Miles Brundage, a Research scientist at OpenAI commented that every facial recognition expert agrees Amazon is behaving irresponsible and yet it is continuing. He says Amazon is making a big misguided bet on first mover advantages in this area.
*Misguided not just ethically but practically: I don't think there are big first mover advantages in FR, for various reasons (lack of a single platform for all applications, local police elections make any relationship-building potentially short-lived given controversies, etc.)
— Miles Brundage (@Miles_Brundage) May 20, 2019
Amazon has pushed back against the claims by arguing that the technology is accurate and has largely criticized how the ACLU conducted its tests using Rekognition.
Amazon said shareholders’ proposals on the civil rights threats of facial surveillance “raise only conjecture and speculation” about possible misuse of the technology.
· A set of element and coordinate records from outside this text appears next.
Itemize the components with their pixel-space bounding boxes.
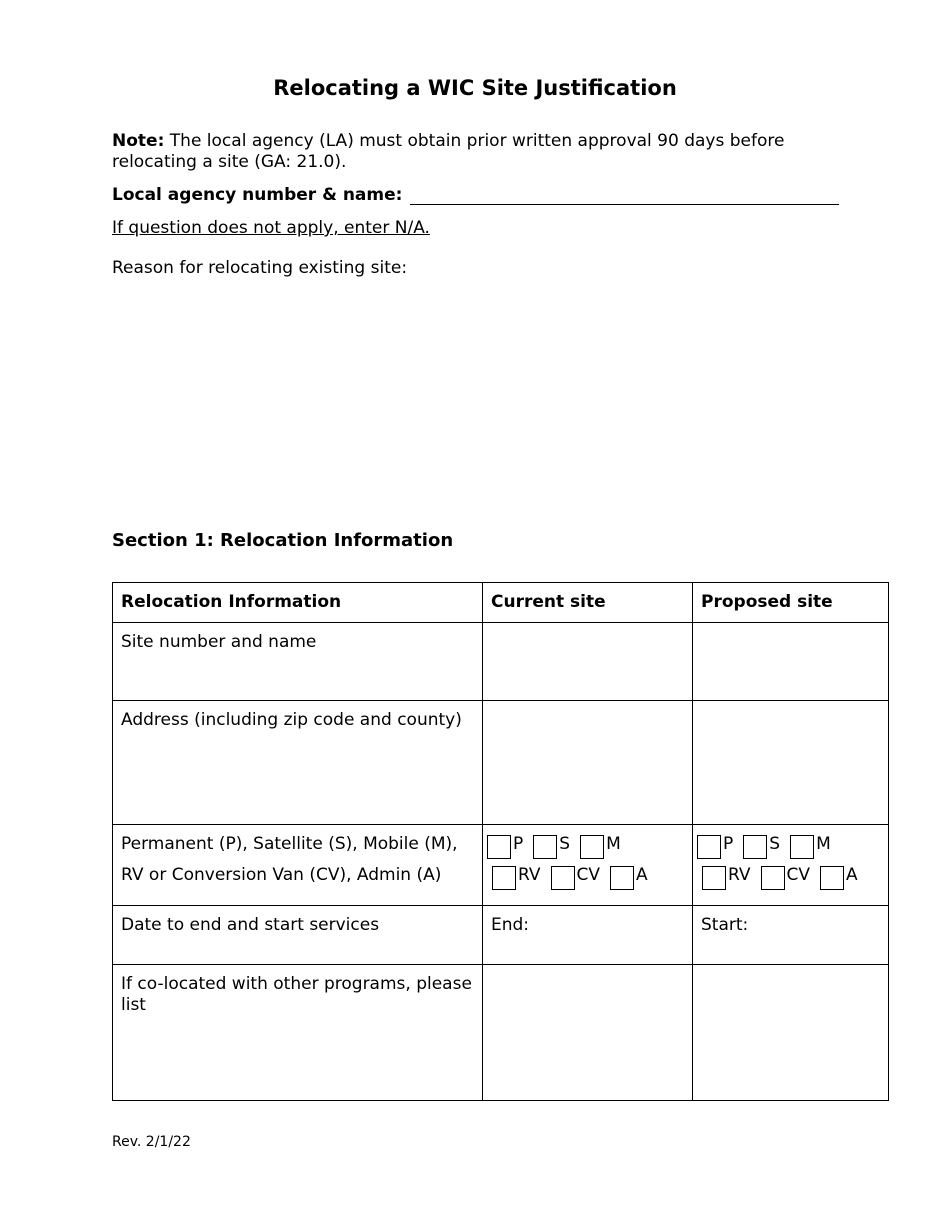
current-checkbox-a[interactable] — [610, 866, 634, 890]
checkbox-label: M — [816, 834, 831, 854]
agency-label: Local agency number & name: — [112, 185, 403, 205]
agency-input-line[interactable] — [410, 186, 839, 205]
current-checkbox-s[interactable] — [533, 835, 557, 859]
agency-row — [112, 185, 839, 205]
current-checkbox-p[interactable] — [487, 835, 511, 859]
current-checkbox-rv[interactable] — [492, 866, 516, 890]
table-row — [113, 701, 889, 825]
checkbox-row — [702, 864, 880, 892]
current-checkbox-cv[interactable] — [551, 866, 575, 890]
current-site-number-cell[interactable] — [483, 623, 693, 701]
row-label-colocated: If co-located with other programs, please list — [113, 965, 483, 1101]
proposed-checkbox-a[interactable] — [820, 866, 844, 890]
proposed-site-type-cell — [693, 825, 889, 906]
note-label: Note: — [112, 131, 165, 151]
header-relocation-info: Relocation Information — [113, 583, 483, 623]
table-row — [113, 623, 889, 701]
checkbox-label: RV — [728, 865, 751, 885]
proposed-checkbox-m[interactable] — [790, 835, 814, 859]
site-type-line-2: RV or Conversion Van (CV), Admin (A) — [121, 865, 442, 885]
row-label-dates: Date to end and start services — [113, 906, 483, 965]
row-label-address: Address (including zip code and county) — [113, 701, 483, 825]
proposed-checkbox-cv[interactable] — [761, 866, 785, 890]
checkbox-row — [492, 864, 684, 892]
checkbox-label: S — [559, 834, 571, 854]
note-paragraph — [112, 131, 832, 173]
proposed-colocated-cell[interactable] — [693, 965, 889, 1101]
table-header-row — [113, 583, 889, 623]
site-type-line-1: Permanent (P), Satellite (S), Mobile (M), — [121, 834, 458, 854]
note-text: The local agency (LA) must obtain prior written approval 90 days before relocating a site (GA: 21.0). — [112, 131, 785, 172]
checkbox-label: A — [636, 865, 648, 885]
start-date-cell[interactable]: Start: — [693, 906, 889, 965]
checkbox-label: M — [606, 834, 621, 854]
header-proposed-site: Proposed site — [693, 583, 889, 623]
checkbox-label: A — [846, 865, 858, 885]
current-checkbox-m[interactable] — [580, 835, 604, 859]
row-label-site-number: Site number and name — [113, 623, 483, 701]
page-title: Relocating a WIC Site Justification — [273, 76, 677, 100]
proposed-checkbox-rv[interactable] — [702, 866, 726, 890]
checkbox-label: S — [769, 834, 781, 854]
current-site-type-cell — [483, 825, 693, 906]
table-row — [113, 906, 889, 965]
checkbox-label: RV — [518, 865, 541, 885]
checkbox-row — [487, 833, 684, 861]
proposed-checkbox-p[interactable] — [697, 835, 721, 859]
proposed-site-number-cell[interactable] — [693, 623, 889, 701]
revision-footer: Rev. 2/1/22 — [112, 1134, 191, 1150]
current-address-cell[interactable] — [483, 701, 693, 825]
end-date-cell[interactable]: End: — [483, 906, 693, 965]
table-row — [113, 965, 889, 1101]
section-heading: Section 1: Relocation Information — [112, 530, 454, 551]
na-instruction: If question does not apply, enter N/A. — [112, 218, 430, 238]
checkbox-label: P — [513, 834, 524, 854]
reason-label: Reason for relocating existing site: — [112, 258, 408, 278]
proposed-address-cell[interactable] — [693, 701, 889, 825]
checkbox-label: CV — [786, 865, 811, 885]
header-current-site: Current site — [483, 583, 693, 623]
current-colocated-cell[interactable] — [483, 965, 693, 1101]
checkbox-row — [697, 833, 880, 861]
proposed-checkbox-s[interactable] — [743, 835, 767, 859]
table-row — [113, 825, 889, 906]
relocation-table — [112, 582, 889, 1101]
row-label-site-type — [113, 825, 483, 906]
checkbox-label: CV — [576, 865, 601, 885]
checkbox-label: P — [723, 834, 734, 854]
At least a few large institutional investors disagree.https://t.co/DCrDEMcGBj
— Natasha Singer (@natashanyt) May 20, 2019
Amazon states, “ Machine learning is a very valuable tool to help law enforcement agencies, and while being concerned it’s applied correctly. We should not throw away the oven because the temperature could be set wrong and burn the pizza. It is a very reasonable idea, however, for the government to weigh in and specify what temperature (or confidence levels) it wants law enforcement agencies to meet to assist in their public safety work.”
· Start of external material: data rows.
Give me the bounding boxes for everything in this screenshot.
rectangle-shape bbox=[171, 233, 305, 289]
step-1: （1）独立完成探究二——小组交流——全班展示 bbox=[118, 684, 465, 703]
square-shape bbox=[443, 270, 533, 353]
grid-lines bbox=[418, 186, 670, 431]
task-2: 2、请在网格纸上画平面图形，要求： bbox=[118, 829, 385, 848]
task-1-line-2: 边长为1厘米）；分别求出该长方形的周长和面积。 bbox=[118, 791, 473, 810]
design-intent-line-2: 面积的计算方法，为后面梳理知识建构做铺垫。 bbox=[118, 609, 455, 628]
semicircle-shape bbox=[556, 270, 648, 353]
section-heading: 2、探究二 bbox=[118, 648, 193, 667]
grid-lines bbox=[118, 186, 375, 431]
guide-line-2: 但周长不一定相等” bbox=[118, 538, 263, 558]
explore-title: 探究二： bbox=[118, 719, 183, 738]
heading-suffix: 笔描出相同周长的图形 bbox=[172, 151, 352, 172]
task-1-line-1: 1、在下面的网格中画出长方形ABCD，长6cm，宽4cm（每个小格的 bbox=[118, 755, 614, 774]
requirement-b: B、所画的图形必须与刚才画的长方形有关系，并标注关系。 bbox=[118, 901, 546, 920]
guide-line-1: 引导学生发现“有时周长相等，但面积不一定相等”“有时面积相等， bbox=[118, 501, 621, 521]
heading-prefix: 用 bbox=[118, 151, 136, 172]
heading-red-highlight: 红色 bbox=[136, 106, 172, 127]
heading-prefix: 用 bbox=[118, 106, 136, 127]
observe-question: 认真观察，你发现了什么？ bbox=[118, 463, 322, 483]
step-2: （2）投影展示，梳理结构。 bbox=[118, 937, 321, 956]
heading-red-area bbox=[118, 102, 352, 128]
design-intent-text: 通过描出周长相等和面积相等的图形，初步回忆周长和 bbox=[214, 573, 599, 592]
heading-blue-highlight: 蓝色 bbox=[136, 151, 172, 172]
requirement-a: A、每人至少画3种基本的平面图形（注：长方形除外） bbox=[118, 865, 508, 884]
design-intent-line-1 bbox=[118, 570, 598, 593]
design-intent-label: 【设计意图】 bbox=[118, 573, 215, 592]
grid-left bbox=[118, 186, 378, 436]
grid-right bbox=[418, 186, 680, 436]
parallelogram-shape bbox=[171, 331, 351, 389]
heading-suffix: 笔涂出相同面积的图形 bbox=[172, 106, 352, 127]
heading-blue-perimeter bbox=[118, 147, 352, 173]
It is interesting that Amazon compares facial recognition tech with an oven to justify its decision to sell the tech while transferring the accountability to the buyer and user of the tech. Unlike an oven which has a narrow range of applications and clear liabilities for misuse of such a device, to say willfully cause harm to another person, facial recognition applications are wide and varied and no clear regulations or accountability boundaries exist for harms caused using it.
In the absence of clear laws and regulations, enabling state surveillance and control with facial recognition products that are used by law enforcement and governing bodies, can set a dangerous precedent and curtail individual freedoms and exacerbate socio-economic inequalities. Hence, it is not only important but essential for civil liberty groups like ACLU to urge Amazon and its shareholders to act quick.